By Simon Matthews |  No Comments  |  Posted: September 10, 2010
Topics/Categories: EDA - Verification  |  Tags: , ,

Timing closure is a key challenge for today’s complex system-on-chip designs. Static timing analysis (STA) tools automatically analyze signal paths in a design and identify timing-critical paths that limit the clock frequency that can be achieved. Paths that can never be functionally activated or that require multiple cycles for correct operation can be identified as critical paths by STA tools. To improve the quality of results achievable by physical synthesis tools, such exceptions to timing need to be specified as design constraints. Generating these constraints is an error-prone and time-consuming process so automation is clearly required. The article describes how taking a symbolic simulation approach to the automatic generation of timing constraints significantly speeds up timing closure.

Timing closure and power management continue to be key challenges for system-on-chip (SoC) designs. As design complexity increases—chips fabricated on advanced processing nodes from 28nm downward already contain more than 100 million gates. Those challenges will only increase. Effective power management often requires dozens of different clock domains. Successfully implementing these seems to require more and more design iterations, driving up NREs.

Logic synthesis, static timing analysis (STA) and place-and-route (P&R) tools can improve the quality of results (QoR) when infused with design constraints that include robust timing exceptions.

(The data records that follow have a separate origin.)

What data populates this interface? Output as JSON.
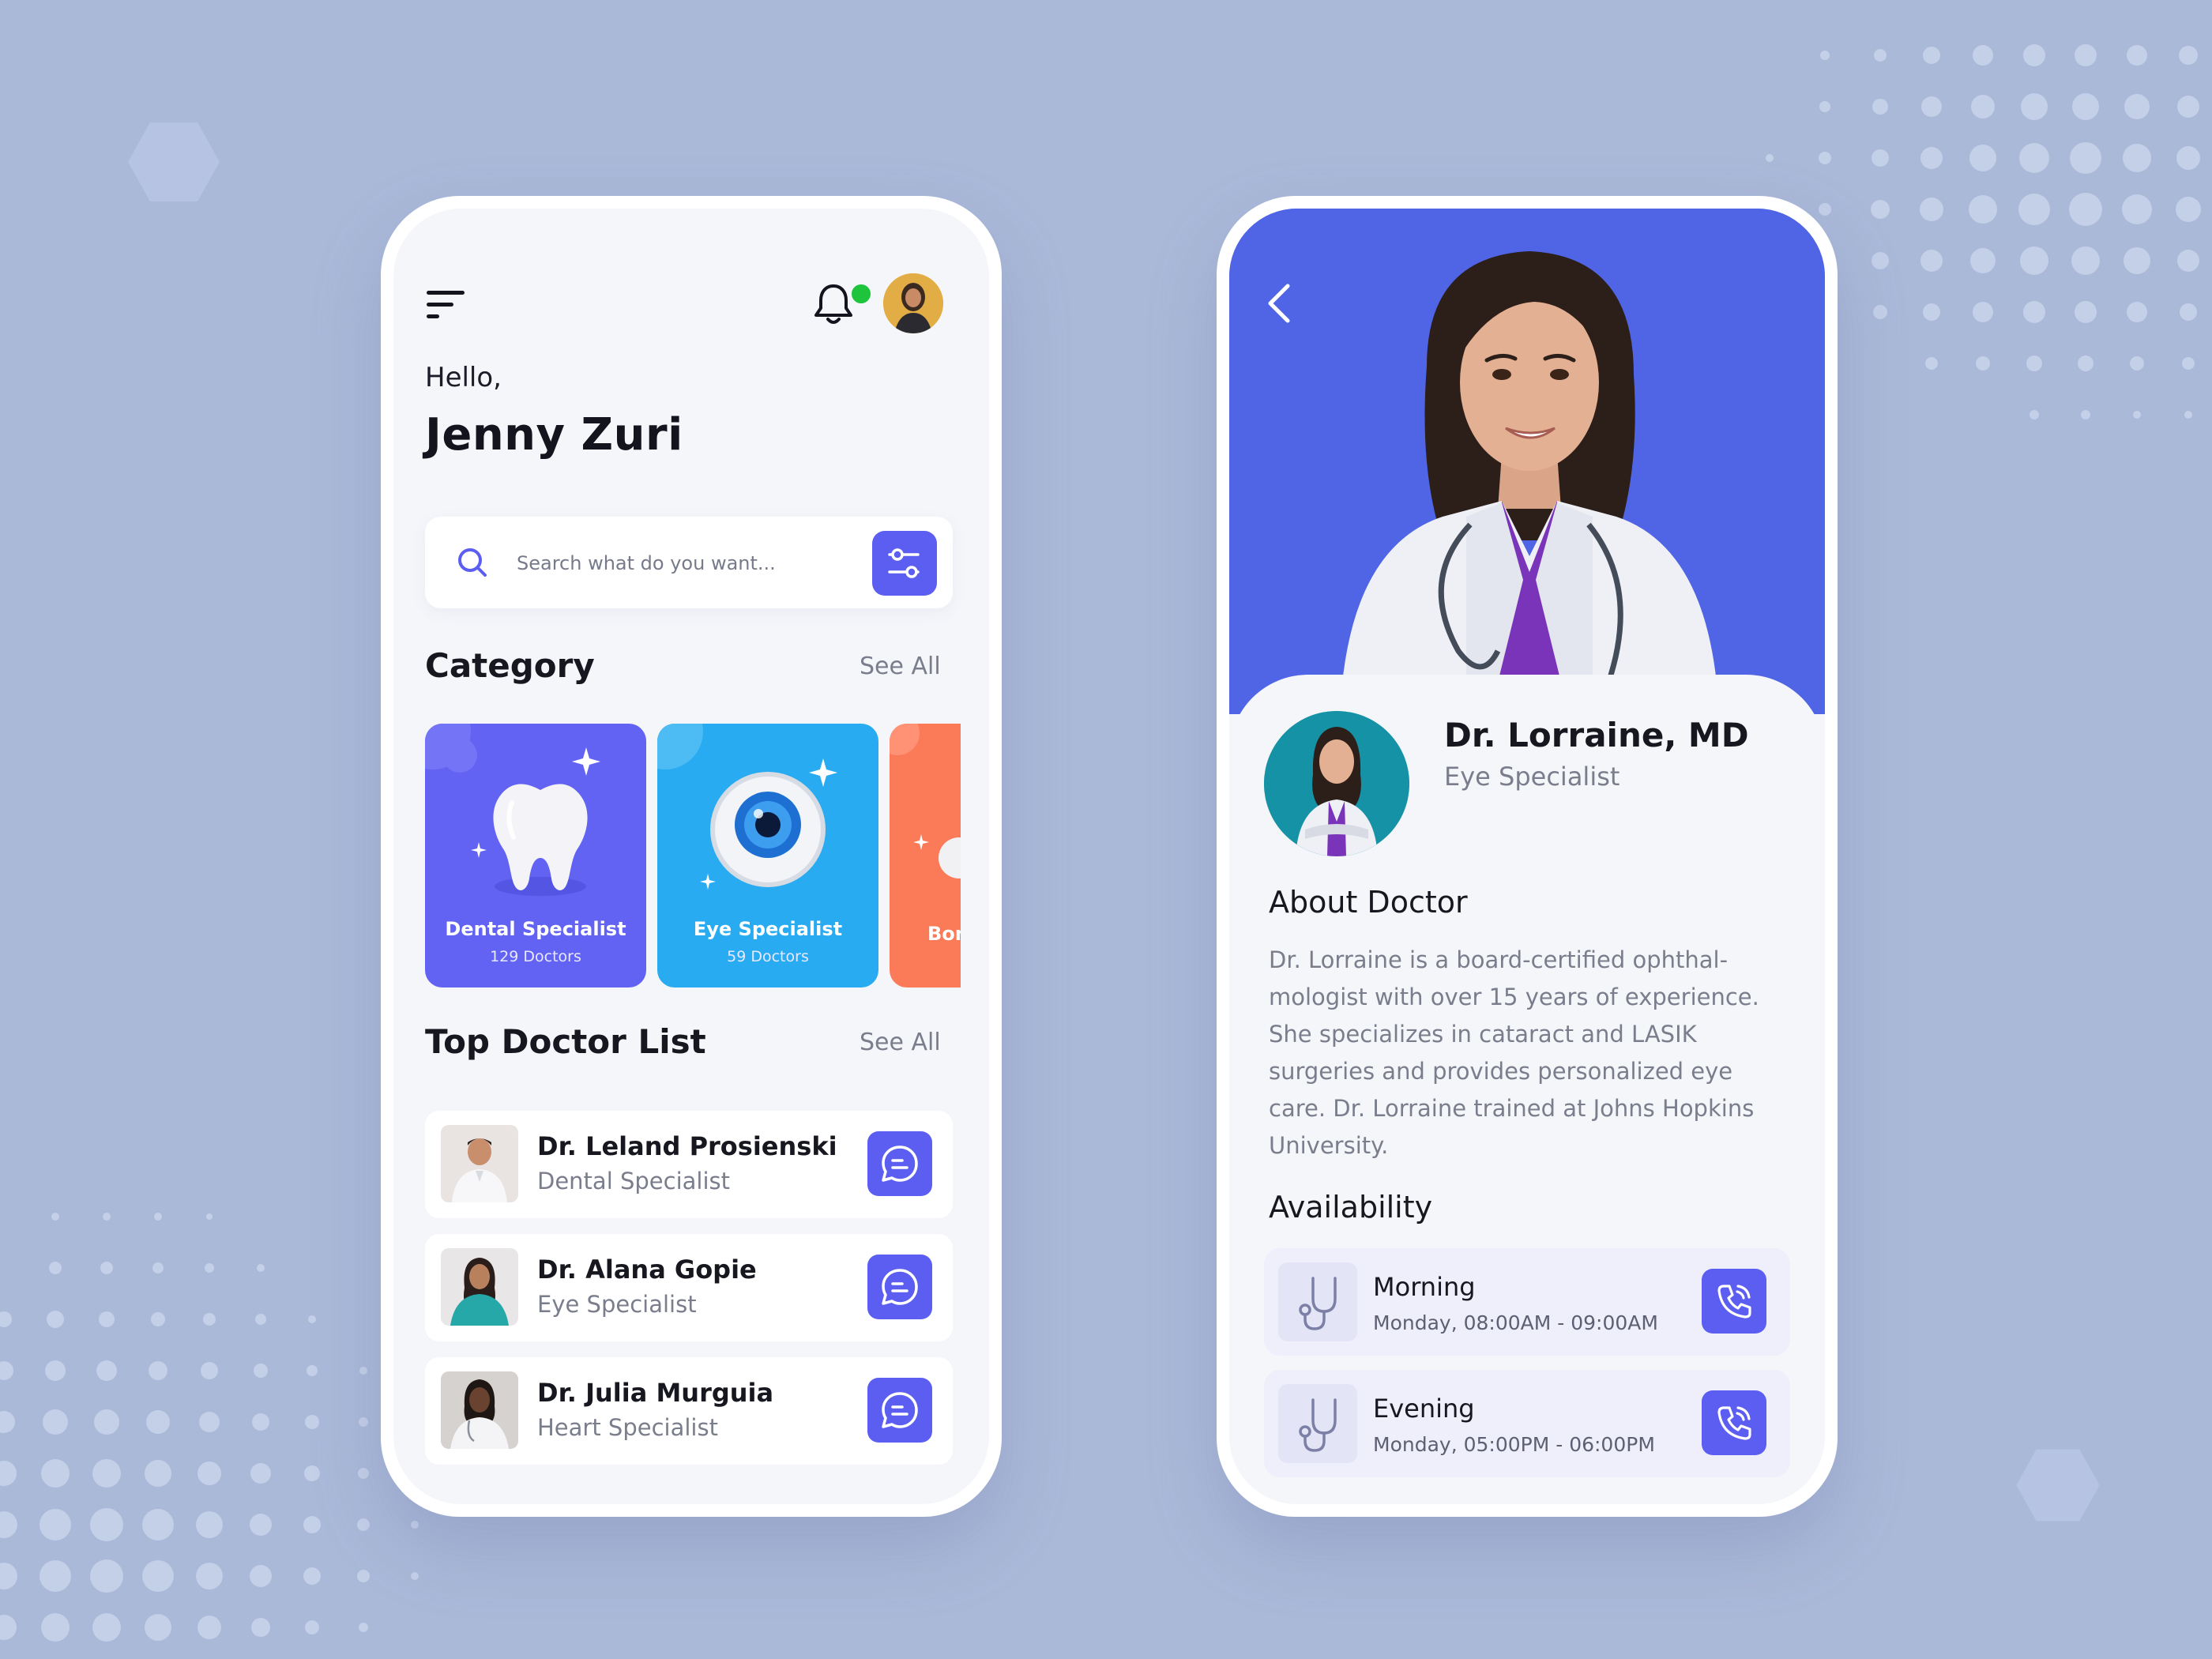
{
  "home": {
    "greeting": "Hello,",
    "user_name": "Jenny Zuri",
    "search": {
      "placeholder": "Search what do you want..."
    },
    "category_section": {
      "title": "Category",
      "see_all": "See All"
    },
    "categories": [
      {
        "title": "Dental Specialist",
        "count": "129 Doctors",
        "color": "#6262f3"
      },
      {
        "title": "Eye Specialist",
        "count": "59 Doctors",
        "color": "#28abf1"
      },
      {
        "title": "Bon",
        "color": "#fb7a58"
      }
    ],
    "doctor_section": {
      "title": "Top Doctor List",
      "see_all": "See All"
    },
    "doctors": [
      {
        "name": "Dr. Leland Prosienski",
        "specialty": "Dental Specialist"
      },
      {
        "name": "Dr. Alana Gopie",
        "specialty": "Eye Specialist"
      },
      {
        "name": "Dr. Julia Murguia",
        "specialty": "Heart Specialist"
      }
    ],
    "accent": "#5b5ef0",
    "notification_dot_color": "#1ec43c"
  },
  "detail": {
    "name": "Dr. Lorraine, MD",
    "specialty": "Eye Specialist",
    "about_title": "About Doctor",
    "about_lines": [
      "Dr. Lorraine is a board-certified ophthal-",
      "mologist with over 15 years of experience.",
      "She specializes in cataract and LASIK",
      "surgeries and provides personalized eye",
      "care. Dr. Lorraine trained at Johns Hopkins",
      "University."
    ],
    "availability_title": "Availability",
    "slots": [
      {
        "label": "Morning",
        "time": "Monday, 08:00AM - 09:00AM"
      },
      {
        "label": "Evening",
        "time": "Monday, 05:00PM - 06:00PM"
      }
    ],
    "hero_color": "#4f65e6"
  },
  "icons": {
    "menu": "menu-icon",
    "notification": "bell-icon",
    "search": "search-icon",
    "filter": "filter-icon",
    "chat": "chat-icon",
    "back": "chevron-left-icon",
    "stethoscope": "stethoscope-icon",
    "call": "phone-icon"
  }
}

These exceptions are paths that are either false paths (FPs) (perhaps because of conflicting requirements for path activation because of multiple modes in the design) or multi-cycle paths (MCPs) (requiring multiple cycles for correct operation). Constraints are typically provided in a vendor-specific design constraint file format. 

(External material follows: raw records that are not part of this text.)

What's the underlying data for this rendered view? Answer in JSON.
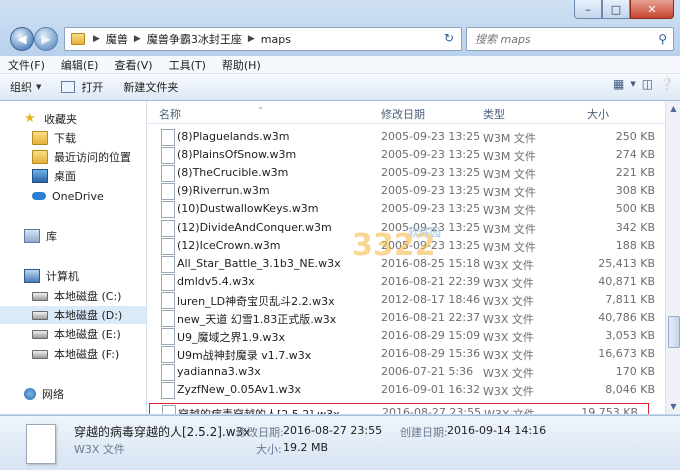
{
  "window": {
    "caption_buttons": [
      "minimize-icon",
      "maximize-icon",
      "close-icon"
    ]
  },
  "address": {
    "crumbs": [
      "魔兽",
      "魔兽争霸3冰封王座",
      "maps"
    ]
  },
  "search": {
    "placeholder": "搜索 maps"
  },
  "menu": [
    "文件(F)",
    "编辑(E)",
    "查看(V)",
    "工具(T)",
    "帮助(H)"
  ],
  "toolbar": {
    "organize": "组织",
    "open": "打开",
    "new_folder": "新建文件夹"
  },
  "nav": {
    "favorites": "收藏夹",
    "downloads": "下载",
    "recent": "最近访问的位置",
    "desktop": "桌面",
    "onedrive": "OneDrive",
    "library": "库",
    "computer": "计算机",
    "drive_c": "本地磁盘 (C:)",
    "drive_d": "本地磁盘 (D:)",
    "drive_e": "本地磁盘 (E:)",
    "drive_f": "本地磁盘 (F:)",
    "network": "网络"
  },
  "columns": {
    "name": "名称",
    "date": "修改日期",
    "type": "类型",
    "size": "大小"
  },
  "files": [
    {
      "name": "(8)Plaguelands.w3m",
      "date": "2005-09-23 13:25",
      "type": "W3M 文件",
      "size": "250 KB"
    },
    {
      "name": "(8)PlainsOfSnow.w3m",
      "date": "2005-09-23 13:25",
      "type": "W3M 文件",
      "size": "274 KB"
    },
    {
      "name": "(8)TheCrucible.w3m",
      "date": "2005-09-23 13:25",
      "type": "W3M 文件",
      "size": "221 KB"
    },
    {
      "name": "(9)Riverrun.w3m",
      "date": "2005-09-23 13:25",
      "type": "W3M 文件",
      "size": "308 KB"
    },
    {
      "name": "(10)DustwallowKeys.w3m",
      "date": "2005-09-23 13:25",
      "type": "W3M 文件",
      "size": "500 KB"
    },
    {
      "name": "(12)DivideAndConquer.w3m",
      "date": "2005-09-23 13:25",
      "type": "W3M 文件",
      "size": "342 KB"
    },
    {
      "name": "(12)IceCrown.w3m",
      "date": "2005-09-23 13:25",
      "type": "W3M 文件",
      "size": "188 KB"
    },
    {
      "name": "All_Star_Battle_3.1b3_NE.w3x",
      "date": "2016-08-25 15:18",
      "type": "W3X 文件",
      "size": "25,413 KB"
    },
    {
      "name": "dmldv5.4.w3x",
      "date": "2016-08-21 22:39",
      "type": "W3X 文件",
      "size": "40,871 KB"
    },
    {
      "name": "luren_LD神奇宝贝乱斗2.2.w3x",
      "date": "2012-08-17 18:46",
      "type": "W3X 文件",
      "size": "7,811 KB"
    },
    {
      "name": "new_天道 幻雪1.83正式版.w3x",
      "date": "2016-08-21 22:37",
      "type": "W3X 文件",
      "size": "40,786 KB"
    },
    {
      "name": "U9_魔域之界1.9.w3x",
      "date": "2016-08-29 15:09",
      "type": "W3X 文件",
      "size": "3,053 KB"
    },
    {
      "name": "U9m战神封魔录 v1.7.w3x",
      "date": "2016-08-29 15:36",
      "type": "W3X 文件",
      "size": "16,673 KB"
    },
    {
      "name": "yadianna3.w3x",
      "date": "2006-07-21 5:36",
      "type": "W3X 文件",
      "size": "170 KB"
    },
    {
      "name": "ZyzfNew_0.05Av1.w3x",
      "date": "2016-09-01 16:32",
      "type": "W3X 文件",
      "size": "8,046 KB"
    },
    {
      "name": "穿越的病毒穿越的人[2.5.2].w3x",
      "date": "2016-08-27 23:55",
      "type": "W3X 文件",
      "size": "19,753 KB"
    }
  ],
  "details": {
    "filename": "穿越的病毒穿越的人[2.5.2].w3x",
    "type": "W3X 文件",
    "modified_label": "修改日期:",
    "modified": "2016-08-27 23:55",
    "created_label": "创建日期:",
    "created": "2016-09-14 14:16",
    "size_label": "大小:",
    "size": "19.2 MB"
  },
  "watermark": {
    "logo": "3322",
    "text": "软件园"
  }
}
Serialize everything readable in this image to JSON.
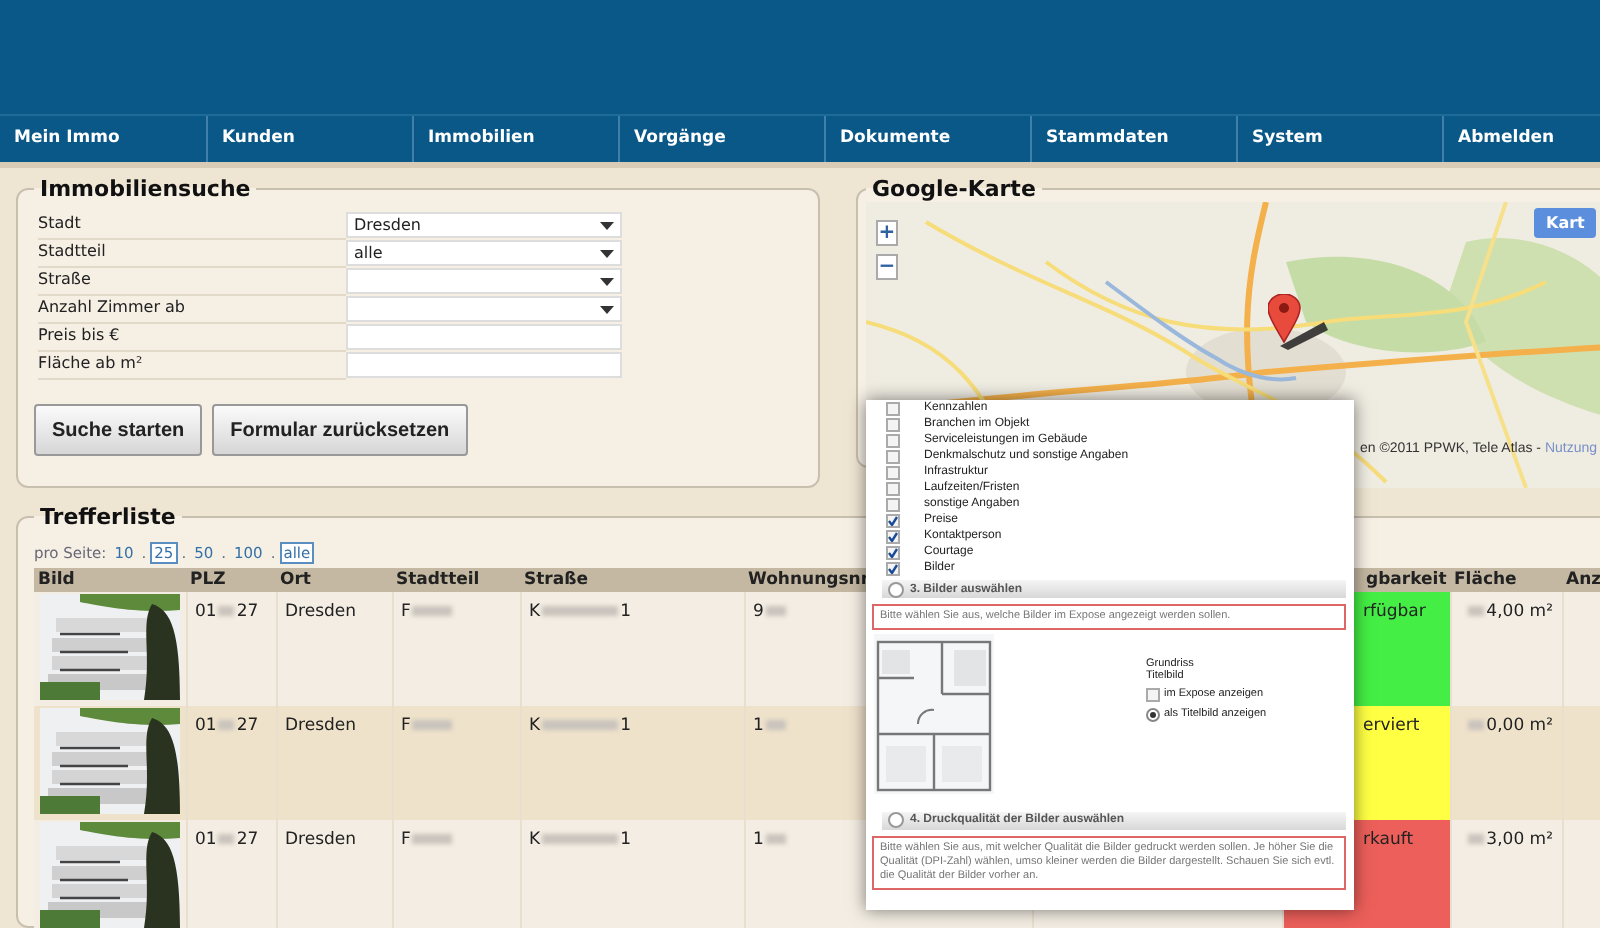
{
  "nav": [
    {
      "label": "Mein Immo"
    },
    {
      "label": "Kunden"
    },
    {
      "label": "Immobilien"
    },
    {
      "label": "Vorgänge"
    },
    {
      "label": "Dokumente"
    },
    {
      "label": "Stammdaten"
    },
    {
      "label": "System"
    },
    {
      "label": "Abmelden"
    }
  ],
  "search": {
    "title": "Immobiliensuche",
    "fields": [
      {
        "label": "Stadt",
        "kind": "select",
        "value": "Dresden"
      },
      {
        "label": "Stadtteil",
        "kind": "select",
        "value": "alle"
      },
      {
        "label": "Straße",
        "kind": "select"
      },
      {
        "label": "Anzahl Zimmer ab",
        "kind": "select"
      },
      {
        "label": "Preis bis €",
        "kind": "text"
      },
      {
        "label": "Fläche ab m²",
        "kind": "text"
      }
    ],
    "buttons": [
      "Suche starten",
      "Formular zurücksetzen"
    ]
  },
  "map": {
    "title": "Google-Karte",
    "zoom_in": "+",
    "zoom_out": "−",
    "type_button": "Kart",
    "attribution": "en ©2011 PPWK, Tele Atlas -",
    "attribution_link": "Nutzung"
  },
  "results": {
    "title": "Trefferliste",
    "page_size_label": "pro Seite:",
    "separator": ".",
    "page_sizes": [
      {
        "label": "10",
        "selected": false
      },
      {
        "label": "25",
        "selected": true
      },
      {
        "label": "50",
        "selected": false
      },
      {
        "label": "100",
        "selected": false
      },
      {
        "label": "alle",
        "selected": true
      }
    ],
    "columns": [
      "Bild",
      "PLZ",
      "Ort",
      "Stadtteil",
      "Straße",
      "Wohnungsnr",
      "gbarkeit",
      "Fläche",
      "Anz"
    ],
    "rows": [
      {
        "plz": {
          "before": "01",
          "after": "27"
        },
        "ort": "Dresden",
        "stadtteil": {
          "before": "F"
        },
        "strasse": {
          "before": "K",
          "after": "1"
        },
        "wohnungsnr": {
          "before": "9"
        },
        "status": "rfügbar",
        "color": "#44ee44",
        "flaeche": {
          "after": "4,00 m²"
        }
      },
      {
        "plz": {
          "before": "01",
          "after": "27"
        },
        "ort": "Dresden",
        "stadtteil": {
          "before": "F"
        },
        "strasse": {
          "before": "K",
          "after": "1"
        },
        "wohnungsnr": {
          "before": "1"
        },
        "status": "erviert",
        "color": "#ffff44",
        "flaeche": {
          "after": "0,00 m²"
        }
      },
      {
        "plz": {
          "before": "01",
          "after": "27"
        },
        "ort": "Dresden",
        "stadtteil": {
          "before": "F"
        },
        "strasse": {
          "before": "K",
          "after": "1"
        },
        "wohnungsnr": {
          "before": "1"
        },
        "status": "rkauft",
        "color": "#ec5f5a",
        "flaeche": {
          "after": "3,00 m²"
        }
      }
    ]
  },
  "dialog": {
    "options": [
      {
        "label": "Kennzahlen",
        "checked": false
      },
      {
        "label": "Branchen im Objekt",
        "checked": false
      },
      {
        "label": "Serviceleistungen im Gebäude",
        "checked": false
      },
      {
        "label": "Denkmalschutz und sonstige Angaben",
        "checked": false
      },
      {
        "label": "Infrastruktur",
        "checked": false
      },
      {
        "label": "Laufzeiten/Fristen",
        "checked": false
      },
      {
        "label": "sonstige Angaben",
        "checked": false
      },
      {
        "label": "Preise",
        "checked": true
      },
      {
        "label": "Kontaktperson",
        "checked": true
      },
      {
        "label": "Courtage",
        "checked": true
      },
      {
        "label": "Bilder",
        "checked": true
      }
    ],
    "step3": {
      "title": "3. Bilder auswählen",
      "hint": "Bitte wählen Sie aus, welche Bilder im Expose angezeigt werden sollen.",
      "caption": [
        "Grundriss",
        "Titelbild"
      ],
      "show_in_expose": {
        "label": "im Expose anzeigen",
        "checked": false
      },
      "as_title": {
        "label": "als Titelbild anzeigen",
        "selected": true
      }
    },
    "step4": {
      "title": "4. Druckqualität der Bilder auswählen",
      "hint": "Bitte wählen Sie aus, mit welcher Qualität die Bilder gedruckt werden sollen. Je höher Sie die Qualität (DPI-Zahl) wählen, umso kleiner werden die Bilder dargestellt. Schauen Sie sich evtl. die Qualität der Bilder vorher an."
    }
  }
}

Manually writing a design constraint file is time-consuming, error-prone and iterative. Instead, an automated technique using symbolic simulation can be used to create a constraint file that improves timing closure, with reduced engineering effort.

RTL to layout flow 

Register transfer level (RTL) designers today use a flow similar to that in Figure 1. It starts with RTL coding, followed by logic synthesis and STA. The designer reads the resulting timing report to identify paths with negative slack that fail to meet timing, and then devises and writes timing exceptions by hand. Another loop is necessary after physical synthesis, P&R and STA. When a design has thousands of paths with negative slack, this approach creates a bottleneck that is so risky and takes so long to traverse that it is neither feasible nor reliable.

Figure 1
Traditional design flow results in multiple iterations

Eliminating this bottleneck requires greater automation. We can improve the QoR and accelerate timing closure, with fewer iterations by automatically generating a design constraint file that is robust, complete and quick to run (Figure 2).  

Figure 2
Automatically generating timing constraints speeds closure

Several formal verification-based approaches to automate design constraint file generation have been tried already (Figure 3). However, traditional formal and gate-level property checking methods are inefficient. They are limited to small blocks, and often produce poor results on multi-cycle paths.

Figure 3
Candidate methods for automatic design constraint file generation

Having few options, designers have typically relied on a manual approach to constraining the design. But this is far from satisfactory. For example, a designer may use a wild card to rapidly code exceptions, inadvertently matching design elements that the designer did not intend to include in the set of false and multi-cycle paths. Furthermore, designers may not consider all the behavior that determines false or multi-cycle path operation, missing critical constraints that could have a substantial impact on timing, power, or area. Even worse, designers can miss control behavior that invalidates specified exceptions, and the incorrectly specified constraints can result in the need for a re-spin.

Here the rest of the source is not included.